SGB IX § 178 Kommentare zu WfbM Beschäftigte.

Antworten
D.Giese
Beiträge: 1
Registriert: Dienstag 2. August 2022, 11:57

SGB IX § 178 Kommentare zu WfbM Beschäftigte.

Beitrag von D.Giese »

Hallo zusammen,

ich habe einen ähnlichen Artikel im der Suchfunktion gefunden, dieser ist aber stark veraltet.

Beim lesen in den Kommentaren von Kohlhammer bin ich im § 178 unter 26 und 26a auf die Erklärung zu Einrichtungen in der beruflichen Rehabilitation gekommen. Hier steht am Ende des Absatz 26 "Übertragen auf eine anerkannte Werkstatt für behinderte Menschen ... bedeutet dies, dass die Schwerbehindertenvertretung der WfbM nicht nur für die schwerbehinderten Arbeitnehmer (Fachkräfte), sondern auch die schwerbehinderten Menschen im Eingangsverfahren, Berufsbildungsverfahren und Arbeitsbereich der Werkstatt zuständig ist." Stand Mai 2021. (Kommentar von Kayser)

Ich habe dieses an unsere Rechtsabteilung weiter gegeben, dort liegt ein anderer Kommentar (von 1994) vor, der genau das Gegenteil besagt. :? :shock:

Sollte der obere Text zutreffen steigen meine zuständigen Mitarbeiter um ca 500 Menschen.

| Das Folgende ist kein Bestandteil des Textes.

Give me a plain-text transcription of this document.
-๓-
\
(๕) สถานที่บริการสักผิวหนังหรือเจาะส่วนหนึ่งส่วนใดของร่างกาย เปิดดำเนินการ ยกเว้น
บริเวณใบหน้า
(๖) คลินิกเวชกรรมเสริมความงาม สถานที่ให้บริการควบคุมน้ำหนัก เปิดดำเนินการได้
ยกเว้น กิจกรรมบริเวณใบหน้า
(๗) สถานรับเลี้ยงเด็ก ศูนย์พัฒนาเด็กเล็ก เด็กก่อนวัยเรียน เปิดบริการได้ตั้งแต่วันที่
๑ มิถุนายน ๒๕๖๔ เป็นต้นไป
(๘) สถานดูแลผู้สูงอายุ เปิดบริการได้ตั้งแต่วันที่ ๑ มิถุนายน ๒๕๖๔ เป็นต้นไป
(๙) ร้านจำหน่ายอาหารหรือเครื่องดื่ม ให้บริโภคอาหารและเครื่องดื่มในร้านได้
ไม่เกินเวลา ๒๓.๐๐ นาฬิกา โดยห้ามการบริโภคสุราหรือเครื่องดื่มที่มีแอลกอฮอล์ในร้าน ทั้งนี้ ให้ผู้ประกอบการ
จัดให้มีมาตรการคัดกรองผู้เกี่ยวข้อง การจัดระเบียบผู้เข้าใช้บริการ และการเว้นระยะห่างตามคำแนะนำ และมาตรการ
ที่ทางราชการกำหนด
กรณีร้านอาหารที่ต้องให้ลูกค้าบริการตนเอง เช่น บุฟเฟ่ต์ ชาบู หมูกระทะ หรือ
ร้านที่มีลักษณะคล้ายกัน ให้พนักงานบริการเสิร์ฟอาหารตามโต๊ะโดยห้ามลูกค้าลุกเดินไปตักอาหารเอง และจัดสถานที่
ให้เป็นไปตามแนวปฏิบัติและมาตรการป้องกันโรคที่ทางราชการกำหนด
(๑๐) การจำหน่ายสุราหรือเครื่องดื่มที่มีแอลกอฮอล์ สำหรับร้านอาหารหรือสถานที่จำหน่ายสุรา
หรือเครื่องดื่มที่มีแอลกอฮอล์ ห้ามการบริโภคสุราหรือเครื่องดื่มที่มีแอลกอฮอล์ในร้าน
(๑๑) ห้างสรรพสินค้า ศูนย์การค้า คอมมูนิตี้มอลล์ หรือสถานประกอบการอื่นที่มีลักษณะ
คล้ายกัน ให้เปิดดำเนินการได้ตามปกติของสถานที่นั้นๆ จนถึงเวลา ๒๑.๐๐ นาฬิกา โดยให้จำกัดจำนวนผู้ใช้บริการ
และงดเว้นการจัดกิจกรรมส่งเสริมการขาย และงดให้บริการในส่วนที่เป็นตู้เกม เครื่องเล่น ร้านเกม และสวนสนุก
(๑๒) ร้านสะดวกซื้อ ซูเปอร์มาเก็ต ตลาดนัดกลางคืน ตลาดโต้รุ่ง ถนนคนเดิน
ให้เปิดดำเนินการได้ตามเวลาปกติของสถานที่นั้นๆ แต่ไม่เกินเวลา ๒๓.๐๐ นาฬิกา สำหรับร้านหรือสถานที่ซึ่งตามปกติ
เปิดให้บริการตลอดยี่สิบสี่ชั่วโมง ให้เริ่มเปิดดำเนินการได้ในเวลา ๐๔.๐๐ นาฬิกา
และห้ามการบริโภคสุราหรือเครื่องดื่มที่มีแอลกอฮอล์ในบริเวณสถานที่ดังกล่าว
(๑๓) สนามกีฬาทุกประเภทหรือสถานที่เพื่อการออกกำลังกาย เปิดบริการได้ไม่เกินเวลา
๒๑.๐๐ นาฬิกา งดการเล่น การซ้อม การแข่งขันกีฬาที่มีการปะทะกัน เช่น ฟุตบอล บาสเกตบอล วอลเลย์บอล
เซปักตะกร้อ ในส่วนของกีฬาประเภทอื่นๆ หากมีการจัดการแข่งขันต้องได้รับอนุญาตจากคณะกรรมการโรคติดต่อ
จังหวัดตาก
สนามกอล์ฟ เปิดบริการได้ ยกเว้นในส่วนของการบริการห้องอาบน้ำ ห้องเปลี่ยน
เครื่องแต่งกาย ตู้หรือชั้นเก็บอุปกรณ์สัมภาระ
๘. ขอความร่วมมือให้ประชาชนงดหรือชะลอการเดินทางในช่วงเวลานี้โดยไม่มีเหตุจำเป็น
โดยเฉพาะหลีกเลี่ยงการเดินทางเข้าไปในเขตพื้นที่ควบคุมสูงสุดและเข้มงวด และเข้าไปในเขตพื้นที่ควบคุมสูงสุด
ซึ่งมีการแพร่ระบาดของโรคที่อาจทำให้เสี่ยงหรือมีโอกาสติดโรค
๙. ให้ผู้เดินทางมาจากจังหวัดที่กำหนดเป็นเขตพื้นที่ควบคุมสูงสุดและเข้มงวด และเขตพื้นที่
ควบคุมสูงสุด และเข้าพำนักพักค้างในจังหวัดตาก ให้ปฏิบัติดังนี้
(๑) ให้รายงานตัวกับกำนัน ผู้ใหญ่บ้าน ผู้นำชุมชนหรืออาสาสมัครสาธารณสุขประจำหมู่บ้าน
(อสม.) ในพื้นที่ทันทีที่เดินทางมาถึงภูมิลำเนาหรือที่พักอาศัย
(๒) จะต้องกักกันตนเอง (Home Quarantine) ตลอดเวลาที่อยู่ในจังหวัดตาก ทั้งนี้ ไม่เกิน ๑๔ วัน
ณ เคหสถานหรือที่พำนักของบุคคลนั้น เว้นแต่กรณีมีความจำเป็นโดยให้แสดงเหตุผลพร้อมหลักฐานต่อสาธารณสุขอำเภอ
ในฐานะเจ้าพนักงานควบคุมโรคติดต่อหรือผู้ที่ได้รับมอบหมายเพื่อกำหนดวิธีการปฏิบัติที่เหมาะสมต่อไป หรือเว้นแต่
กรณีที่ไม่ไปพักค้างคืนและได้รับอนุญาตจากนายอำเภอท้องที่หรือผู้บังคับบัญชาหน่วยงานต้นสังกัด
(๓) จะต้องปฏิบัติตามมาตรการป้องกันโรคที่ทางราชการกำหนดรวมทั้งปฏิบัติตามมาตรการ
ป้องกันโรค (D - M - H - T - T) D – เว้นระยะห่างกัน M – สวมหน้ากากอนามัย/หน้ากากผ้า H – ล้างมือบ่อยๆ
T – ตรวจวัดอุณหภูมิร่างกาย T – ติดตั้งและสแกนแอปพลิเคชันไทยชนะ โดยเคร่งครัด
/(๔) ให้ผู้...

Hat jemand Erfahrungen? Oder eventuell Rechtsprechungen?
Vielleicht war das Thema bei Euch auch schon, dann wäre es nett wenn ihr mir mal Rückmeldung geben könntet. :!:

Herzlichen Dank
Heidi Stuffer
Beiträge: 129
Registriert: Dienstag 5. September 2017, 12:26

SBV-Wählbarkeit durch WfbM-Beschäftigte?

Beitrag von Heidi Stuffer »

Kayser hat geschrieben:"Übertragen auf eine anerkannte Werkstatt für behinderte Menschen ... bedeutet dies, dass die Schwerbehindertenvertretung der WfbM nicht nur für die schwerbehinderten Arbeitnehmer (Fach­kräfte), sondern auch die schwerbehinderten Menschen im Eingangsverfahren, Be­rufs­bil­dungs­verfahren und Arbeitsbereich der Werkstatt zuständig ist." (Kommentar von Kayser)
Hallo D. Giese,

auch die neueste Rspr. teilt die Ansicht von Kayser (ArbG Frankfurt/Main, 01.03.2023, 14 BV 1059/22).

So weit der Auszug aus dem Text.